Я ничего не сказалъ. Монахъ покурилъ и легъ, отвернувшись отъ насъ лицомъ къ стѣнѣ.

— Вѣрь всему, — сказалъ онъ, — дураковъ-то и въ алтарѣ бьютъ… Деньги — Богъ! Уснуть бы, — добавилъ онъ, — да не уснешь… о, Господи!.

— Да, — сказалъ, помолчавъ, старикъ и покачалъ сѣдой головой, — много на свѣтѣ всякаго народу… всякаго… и всякой дуракъ по своему съ ума сходитъ… Гляди, Сёмъ, учись… вѣкъ живи, вѣкъ учись, а дуракомъ помрешь… Такъ ли, а?.. Что присмирѣлъ?.. Давай опять спать… Можетъ, уснемъ, а?.

— Теперь скоро за вами, дьяволы, придутъ! — заворчалъ монахъ.

— Да ужъ одинъ бы конецъ! — отвѣтилъ старикъ и растянулся на полу, — всю душу вымотали!
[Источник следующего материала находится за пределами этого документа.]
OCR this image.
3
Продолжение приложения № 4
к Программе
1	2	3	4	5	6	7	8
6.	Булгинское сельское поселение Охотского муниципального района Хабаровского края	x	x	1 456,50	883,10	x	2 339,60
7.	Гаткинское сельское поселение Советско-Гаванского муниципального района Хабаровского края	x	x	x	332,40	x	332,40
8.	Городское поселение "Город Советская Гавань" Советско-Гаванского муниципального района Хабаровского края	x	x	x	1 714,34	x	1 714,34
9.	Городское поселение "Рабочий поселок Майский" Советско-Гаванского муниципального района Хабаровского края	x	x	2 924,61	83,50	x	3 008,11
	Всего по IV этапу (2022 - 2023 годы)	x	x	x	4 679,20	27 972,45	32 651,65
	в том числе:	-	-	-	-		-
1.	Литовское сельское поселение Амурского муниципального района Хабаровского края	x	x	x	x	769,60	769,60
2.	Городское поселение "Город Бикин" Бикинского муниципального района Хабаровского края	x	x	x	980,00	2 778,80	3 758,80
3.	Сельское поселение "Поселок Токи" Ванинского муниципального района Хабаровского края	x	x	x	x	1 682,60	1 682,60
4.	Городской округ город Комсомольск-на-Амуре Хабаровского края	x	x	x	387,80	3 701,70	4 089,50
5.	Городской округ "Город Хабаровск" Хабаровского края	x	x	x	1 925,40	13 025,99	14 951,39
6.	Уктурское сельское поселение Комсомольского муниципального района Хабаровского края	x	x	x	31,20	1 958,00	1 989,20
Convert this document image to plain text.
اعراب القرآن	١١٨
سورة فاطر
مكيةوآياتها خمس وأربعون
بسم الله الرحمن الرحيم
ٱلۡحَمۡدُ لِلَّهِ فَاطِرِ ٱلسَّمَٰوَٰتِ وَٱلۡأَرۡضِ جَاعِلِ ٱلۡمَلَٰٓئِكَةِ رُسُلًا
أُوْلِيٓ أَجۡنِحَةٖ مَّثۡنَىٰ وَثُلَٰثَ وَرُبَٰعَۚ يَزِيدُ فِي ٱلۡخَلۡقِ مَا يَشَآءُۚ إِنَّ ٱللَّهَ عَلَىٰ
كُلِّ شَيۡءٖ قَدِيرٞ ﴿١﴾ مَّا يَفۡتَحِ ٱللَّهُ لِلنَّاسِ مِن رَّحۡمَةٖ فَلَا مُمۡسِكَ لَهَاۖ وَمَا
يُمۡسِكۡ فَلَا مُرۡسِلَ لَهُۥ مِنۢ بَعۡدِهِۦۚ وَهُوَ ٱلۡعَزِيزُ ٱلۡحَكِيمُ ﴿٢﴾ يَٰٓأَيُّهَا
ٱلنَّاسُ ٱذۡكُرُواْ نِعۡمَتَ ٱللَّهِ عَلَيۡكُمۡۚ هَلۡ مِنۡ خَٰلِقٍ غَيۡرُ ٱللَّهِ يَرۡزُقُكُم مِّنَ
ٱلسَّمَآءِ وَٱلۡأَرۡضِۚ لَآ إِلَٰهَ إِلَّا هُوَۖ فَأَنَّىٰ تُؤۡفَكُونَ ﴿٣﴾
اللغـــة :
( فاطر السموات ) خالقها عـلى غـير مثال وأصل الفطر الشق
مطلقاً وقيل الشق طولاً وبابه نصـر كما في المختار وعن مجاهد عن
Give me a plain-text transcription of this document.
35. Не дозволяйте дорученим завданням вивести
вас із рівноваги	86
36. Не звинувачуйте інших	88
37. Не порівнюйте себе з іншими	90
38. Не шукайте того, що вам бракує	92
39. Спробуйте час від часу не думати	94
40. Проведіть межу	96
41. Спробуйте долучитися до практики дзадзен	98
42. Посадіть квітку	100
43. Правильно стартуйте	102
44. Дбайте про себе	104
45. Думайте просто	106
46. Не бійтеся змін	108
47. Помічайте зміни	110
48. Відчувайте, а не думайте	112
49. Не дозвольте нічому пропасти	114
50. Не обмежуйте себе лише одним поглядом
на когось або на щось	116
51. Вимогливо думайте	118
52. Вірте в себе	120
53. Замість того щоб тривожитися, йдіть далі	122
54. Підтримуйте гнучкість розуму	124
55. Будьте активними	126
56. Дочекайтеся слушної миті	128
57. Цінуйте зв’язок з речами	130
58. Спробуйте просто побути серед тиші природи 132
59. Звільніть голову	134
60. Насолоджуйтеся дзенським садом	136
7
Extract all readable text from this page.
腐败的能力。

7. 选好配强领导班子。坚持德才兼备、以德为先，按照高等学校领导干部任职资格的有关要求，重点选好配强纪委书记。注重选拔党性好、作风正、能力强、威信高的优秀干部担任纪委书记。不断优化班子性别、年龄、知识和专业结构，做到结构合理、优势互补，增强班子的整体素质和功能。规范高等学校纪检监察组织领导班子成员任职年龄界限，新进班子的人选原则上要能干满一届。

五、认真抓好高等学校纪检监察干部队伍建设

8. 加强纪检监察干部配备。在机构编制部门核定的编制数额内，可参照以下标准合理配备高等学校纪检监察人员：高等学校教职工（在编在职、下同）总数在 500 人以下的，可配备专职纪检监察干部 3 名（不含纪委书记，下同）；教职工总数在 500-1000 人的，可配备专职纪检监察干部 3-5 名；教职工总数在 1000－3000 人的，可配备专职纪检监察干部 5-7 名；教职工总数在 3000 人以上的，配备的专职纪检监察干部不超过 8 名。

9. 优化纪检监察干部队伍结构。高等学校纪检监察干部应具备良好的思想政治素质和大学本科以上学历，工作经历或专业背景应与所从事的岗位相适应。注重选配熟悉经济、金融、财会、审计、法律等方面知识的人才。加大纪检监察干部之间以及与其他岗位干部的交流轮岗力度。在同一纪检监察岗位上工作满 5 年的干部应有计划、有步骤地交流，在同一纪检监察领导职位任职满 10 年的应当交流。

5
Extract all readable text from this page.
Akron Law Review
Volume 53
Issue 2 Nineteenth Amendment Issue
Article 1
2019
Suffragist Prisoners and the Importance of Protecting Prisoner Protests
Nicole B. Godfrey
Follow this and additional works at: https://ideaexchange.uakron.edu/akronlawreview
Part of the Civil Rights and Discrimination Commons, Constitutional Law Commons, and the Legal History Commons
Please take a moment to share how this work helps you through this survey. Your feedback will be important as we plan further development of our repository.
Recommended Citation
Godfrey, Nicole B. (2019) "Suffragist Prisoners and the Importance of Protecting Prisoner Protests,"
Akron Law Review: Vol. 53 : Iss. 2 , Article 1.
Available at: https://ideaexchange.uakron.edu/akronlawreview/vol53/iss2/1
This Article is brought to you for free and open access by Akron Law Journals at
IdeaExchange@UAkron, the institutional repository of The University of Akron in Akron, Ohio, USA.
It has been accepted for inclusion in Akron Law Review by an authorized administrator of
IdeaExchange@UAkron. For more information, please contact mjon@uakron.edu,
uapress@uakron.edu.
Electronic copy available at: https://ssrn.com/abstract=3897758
Давай спать, Семенъ, больше ничего. Увидимъ тамъ. Утро вечера мудренѣе. Нечего думать-то… Ложись-ка!..

Рано утромъ солдаты разбудили насъ и повели въ дальнѣйшій путь.

Погода утихла. Было тихо и морозно. Заря только что начинала заниматься. Серпъ мѣсяца стоялъ надъ горизонтомъ, медленно погасая подъ лучами разгоравшейся зари. Ночь, какъ бы нехотя и лѣниво, уступала мѣсто короткому зимнему дню.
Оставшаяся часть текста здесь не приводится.